Бабуля толкает меня локтем, я поворачиваюсь к ней.

– Вы мне еще не сказали, какое у вас прошение.

У меня из головы нейдет, как перепугало и взбесило мое прошение мусорщика; мне бы с ним разобраться, и меня совсем не тянет развязывать бабуле язык. Что бы придумать?

– Мне бы не хотелось это обсуждать.

– Вы копия мой сын, старший Роберт. Тот все от меня скрывает. Назло. Только бы обидеть. Когда родился малышка Роберт – знаете, как я узнала, что он появился на свет? Маршия легла в больницу с венами, я туда позвонила, добилась дежурной сестры, и та говорит: «Нам не разрешается говорить. Подождите у телефона. Я соединю вас с невесткой, когда она кончит кормить». То есть, они проговорились, что она уже дает малютке грудь. Ему уже был второй день. Хорошо так делать?

Если она такая неугомонная, пусть о себе и рассказывает.

– Вас так интересуют чужие проблемы, а сами-то вы о чем просите?

Усмехается.

– Давайте по очереди. Вы первый.

– Готов спорить, – говорю я, – что это касается вашего маленького Роберта. Верно?

– Верно. Это касается Роберта.

Она замолкает, но долго молчать она не умеет и поэтому продолжает:

– Я не хочу, чтобы он учился читать. Я хочу, чтобы он научился чему-нибудь путному.

– Мне кажется, вы гордились тем, что его отобрали.

– Я и горжусь, только его будущее мне дороже.

– А что же родители?

– Хотят, чтобы читал.

– И вы всегда так действуете – через их голову?

– Не сидеть же сложа руки.

Девушка поворачивает голову влево, прислушивается.
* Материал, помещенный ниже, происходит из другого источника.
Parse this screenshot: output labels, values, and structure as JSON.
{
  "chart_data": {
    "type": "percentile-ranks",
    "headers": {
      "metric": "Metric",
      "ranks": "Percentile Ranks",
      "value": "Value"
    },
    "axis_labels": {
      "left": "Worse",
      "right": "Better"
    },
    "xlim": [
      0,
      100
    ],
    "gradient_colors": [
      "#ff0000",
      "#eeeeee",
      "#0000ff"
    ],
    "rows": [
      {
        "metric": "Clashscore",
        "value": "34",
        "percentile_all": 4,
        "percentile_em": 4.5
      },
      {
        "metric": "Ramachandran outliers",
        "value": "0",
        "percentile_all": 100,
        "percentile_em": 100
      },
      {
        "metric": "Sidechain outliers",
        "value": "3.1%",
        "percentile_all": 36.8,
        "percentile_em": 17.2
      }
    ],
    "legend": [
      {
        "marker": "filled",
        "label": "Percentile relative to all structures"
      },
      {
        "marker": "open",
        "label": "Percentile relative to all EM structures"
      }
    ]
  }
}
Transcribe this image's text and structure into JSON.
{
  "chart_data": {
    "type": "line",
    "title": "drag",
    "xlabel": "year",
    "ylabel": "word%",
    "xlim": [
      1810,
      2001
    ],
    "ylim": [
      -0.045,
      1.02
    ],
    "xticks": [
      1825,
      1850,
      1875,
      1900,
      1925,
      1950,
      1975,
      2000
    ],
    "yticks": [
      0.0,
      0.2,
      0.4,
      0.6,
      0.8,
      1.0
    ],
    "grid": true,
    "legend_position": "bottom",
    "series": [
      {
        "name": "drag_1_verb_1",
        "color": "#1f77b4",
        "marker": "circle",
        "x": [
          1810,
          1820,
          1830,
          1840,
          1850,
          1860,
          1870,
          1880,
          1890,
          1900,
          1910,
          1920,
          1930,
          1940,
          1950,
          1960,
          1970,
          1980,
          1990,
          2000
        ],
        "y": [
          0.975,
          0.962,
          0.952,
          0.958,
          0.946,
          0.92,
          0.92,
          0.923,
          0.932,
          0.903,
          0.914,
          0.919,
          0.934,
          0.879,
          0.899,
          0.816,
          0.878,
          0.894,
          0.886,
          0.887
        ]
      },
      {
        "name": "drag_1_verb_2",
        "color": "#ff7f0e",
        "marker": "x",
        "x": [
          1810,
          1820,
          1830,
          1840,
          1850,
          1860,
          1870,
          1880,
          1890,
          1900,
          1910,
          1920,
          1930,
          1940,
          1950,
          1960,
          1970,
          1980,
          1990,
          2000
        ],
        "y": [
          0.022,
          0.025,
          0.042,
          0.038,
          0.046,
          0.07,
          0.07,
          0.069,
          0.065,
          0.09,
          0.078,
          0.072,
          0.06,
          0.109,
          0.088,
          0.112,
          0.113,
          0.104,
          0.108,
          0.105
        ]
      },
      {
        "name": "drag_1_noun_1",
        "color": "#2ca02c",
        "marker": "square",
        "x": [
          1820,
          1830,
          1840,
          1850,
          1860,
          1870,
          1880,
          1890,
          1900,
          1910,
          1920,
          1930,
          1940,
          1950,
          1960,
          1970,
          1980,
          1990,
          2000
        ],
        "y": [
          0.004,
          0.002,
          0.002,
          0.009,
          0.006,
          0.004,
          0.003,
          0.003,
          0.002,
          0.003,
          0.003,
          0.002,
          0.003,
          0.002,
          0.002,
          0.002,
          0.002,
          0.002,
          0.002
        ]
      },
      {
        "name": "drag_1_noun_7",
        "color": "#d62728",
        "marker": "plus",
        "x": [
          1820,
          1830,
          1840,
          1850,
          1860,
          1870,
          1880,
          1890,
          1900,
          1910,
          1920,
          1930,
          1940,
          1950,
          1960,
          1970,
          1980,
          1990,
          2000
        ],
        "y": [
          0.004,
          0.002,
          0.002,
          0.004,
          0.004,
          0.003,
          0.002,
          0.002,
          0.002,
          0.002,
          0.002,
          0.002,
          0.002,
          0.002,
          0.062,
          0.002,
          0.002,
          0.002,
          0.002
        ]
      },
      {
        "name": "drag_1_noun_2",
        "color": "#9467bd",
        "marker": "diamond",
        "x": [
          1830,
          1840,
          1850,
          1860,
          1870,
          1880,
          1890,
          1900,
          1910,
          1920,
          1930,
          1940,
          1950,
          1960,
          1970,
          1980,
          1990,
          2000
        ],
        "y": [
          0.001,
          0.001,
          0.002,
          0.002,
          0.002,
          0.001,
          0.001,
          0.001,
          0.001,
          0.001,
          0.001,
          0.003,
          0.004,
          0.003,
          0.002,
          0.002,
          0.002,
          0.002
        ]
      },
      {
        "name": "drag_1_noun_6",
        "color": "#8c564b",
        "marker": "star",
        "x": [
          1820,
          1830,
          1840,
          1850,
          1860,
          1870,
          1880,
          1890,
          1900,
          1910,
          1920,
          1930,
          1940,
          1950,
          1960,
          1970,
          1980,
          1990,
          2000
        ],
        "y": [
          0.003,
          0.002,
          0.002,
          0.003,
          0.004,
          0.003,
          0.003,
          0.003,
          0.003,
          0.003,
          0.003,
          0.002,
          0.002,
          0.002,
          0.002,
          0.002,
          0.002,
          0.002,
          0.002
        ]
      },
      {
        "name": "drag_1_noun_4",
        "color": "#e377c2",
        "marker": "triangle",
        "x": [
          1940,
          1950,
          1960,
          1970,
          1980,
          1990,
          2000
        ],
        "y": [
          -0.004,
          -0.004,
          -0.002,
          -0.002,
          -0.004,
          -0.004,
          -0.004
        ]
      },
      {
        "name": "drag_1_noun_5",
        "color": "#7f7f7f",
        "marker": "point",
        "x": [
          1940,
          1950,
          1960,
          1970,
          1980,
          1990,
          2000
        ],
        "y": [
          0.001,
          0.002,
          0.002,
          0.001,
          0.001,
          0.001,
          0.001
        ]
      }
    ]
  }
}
Мои мысли разбегаются в стороны. Сильнее всего мысль о том, что происходит прямо передо мной, у моего тела. В бабулину сторону мысли неглубокие – быть вежливым, выдержанным. Я и отвечаю ей только для того, чтобы не обидеть. А выжить, выстоять, удержать надежду, дать отпор – эти мысли идут к мусорщику, которого нисколько не удовлетворил наш разговор. И на каждый поток мыслей еще налипает постороннее: глухой шум транспорта, кирпичные башенки на здании, голубой помпон, сирена, воробьи, брюзжание сзади, вонь пластмассы, покусывающий страх.

– И вы встреваете в их дела, – спрашивает девушка, – только чтобы не сидеть сложа руки?

Очки, как фары, чуть смещаются и укалывают ее холодными лучиками.

– А что тут такого? Все равно ведь откажут.

Девушка фыркает.

– Зачем же тогда стоять?

– А мне нравится. Я их столько подавала, этих прошении! По четыре-пять раз в неделю выстаиваю. Хоть людей увидишь. Вот с вами сейчас разговариваю.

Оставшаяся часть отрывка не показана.